Yes – especially for you.
You probably thought some women would find your letter romantic. They don’t. Mostly, they’re thinking, “oh my God, that guy’s out there somewhere and he’s looking for me – maybe I should get some pepper spray.” Psychologists have a term for co-dependent people who need constant affection – ‘Scary.’ Your idea of romance is somewhere between pathetic and terrifying (depending on whether or not you own a gun). Let’s examine some of your issues:
ISSUE #1 – “I’m so sick of not having someone to love me.” The point is to love, not be loved (being loved is an excellent bonus). You’re not looking for love, you’re looking for human Prozac, which brings us to…
ISSUE #2 – “If I’m in love… I can be happy again.” Other people can make you a sandwich, but they can’t make you happy. Happiness comes from within (and, occasionally, through the use of drugs and liquor).

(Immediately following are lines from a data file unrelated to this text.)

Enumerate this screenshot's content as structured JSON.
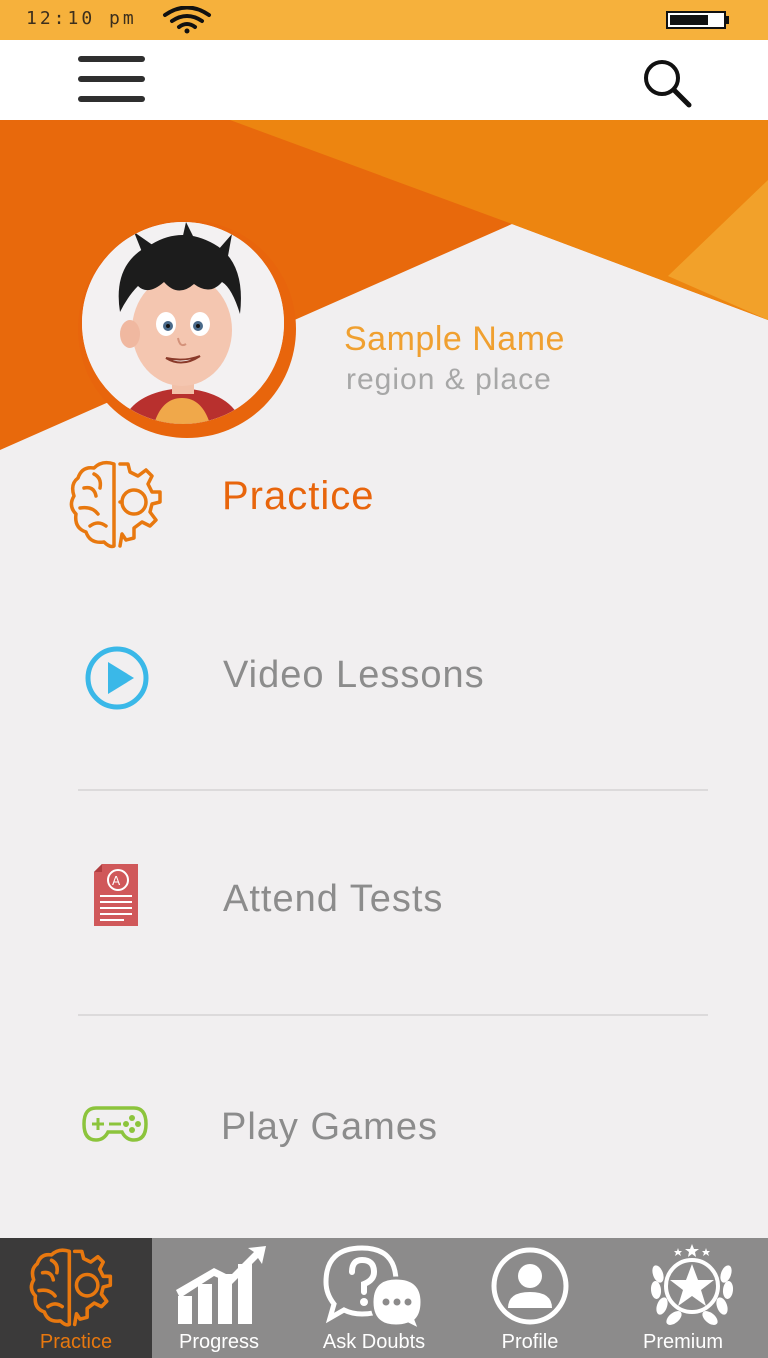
{
  "status_bar": {
    "time": "12:10 pm"
  },
  "profile": {
    "name": "Sample Name",
    "place": "region & place"
  },
  "menu": [
    {
      "label": "Practice",
      "icon": "brain-gear-icon",
      "active": true
    },
    {
      "label": "Video Lessons",
      "icon": "play-circle-icon"
    },
    {
      "label": "Attend Tests",
      "icon": "test-paper-icon"
    },
    {
      "label": "Play Games",
      "icon": "gamepad-icon"
    }
  ],
  "bottom_nav": [
    {
      "label": "Practice",
      "icon": "brain-gear-icon",
      "active": true
    },
    {
      "label": "Progress",
      "icon": "bar-chart-arrow-icon"
    },
    {
      "label": "Ask Doubts",
      "icon": "question-chat-icon"
    },
    {
      "label": "Profile",
      "icon": "user-circle-icon"
    },
    {
      "label": "Premium",
      "icon": "laurel-star-icon"
    }
  ],
  "colors": {
    "status_bar": "#f6b13c",
    "accent_orange": "#e8650c",
    "name_orange": "#f0a030",
    "nav_bg": "#8c8b8b",
    "nav_active_bg": "#3b3a3a",
    "video_blue": "#3ab8e8",
    "test_red": "#d0585a",
    "game_green": "#8cc43c"
  }
}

ISSUE #3 – “I want to come home… and find her there just waiting to hold me.” You don’t want a girlfriend, you want a puppy with tits.

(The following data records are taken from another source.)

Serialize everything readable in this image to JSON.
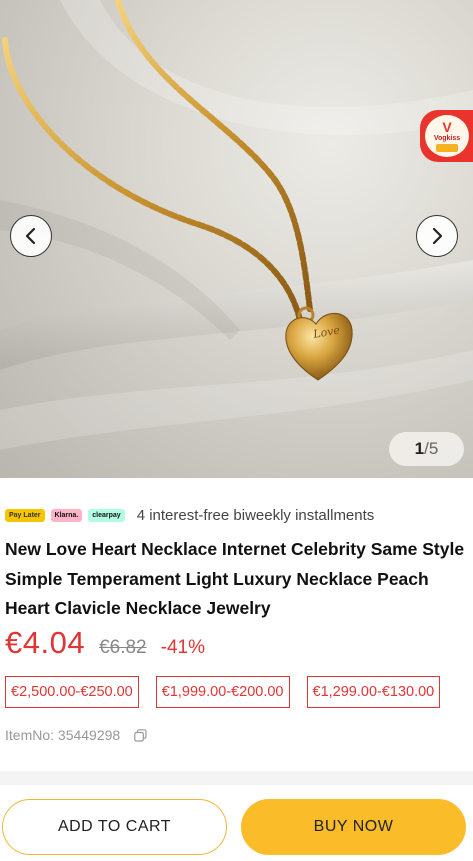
{
  "gallery": {
    "image_alt": "Gold heart pendant necklace with \"Love\" engraving on silk fabric",
    "counter_current": "1",
    "counter_total": "/5",
    "prev_icon": "chevron-left-icon",
    "next_icon": "chevron-right-icon",
    "badge_text": "Vogkiss"
  },
  "installments": {
    "logos": [
      "Pay Later",
      "Klarna.",
      "clearpay"
    ],
    "text": "4 interest-free biweekly installments"
  },
  "product": {
    "title": "New Love Heart Necklace Internet Celebrity Same Style Simple Temperament Light Luxury Necklace Peach Heart Clavicle Necklace Jewelry",
    "price": "€4.04",
    "original_price": "€6.82",
    "discount": "-41%",
    "coupons": [
      "€2,500.00-€250.00",
      "€1,999.00-€200.00",
      "€1,299.00-€130.00"
    ],
    "item_no": "ItemNo: 35449298"
  },
  "actions": {
    "add_to_cart": "ADD TO CART",
    "buy_now": "BUY NOW"
  },
  "colors": {
    "accent_red": "#e03535",
    "button_yellow": "#fbbc2a",
    "button_border": "#f2b53a"
  }
}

ISSUE #4 – “ all I meet are mean women” Though America has an abundance of mean women, if you’re meeting ONLY mean women, one of two things must be happening:
a) You have a perception problem that makes all women appear mean.
b) You have some weird electro-magnetic field that repels nice women.
ISSUE #5 – The possibility of psycho offspring. Your love would smother a woman. Surprisingly, healthy women prefer not to be smothered. Therefore, you can only date other crazy people. Which is bad.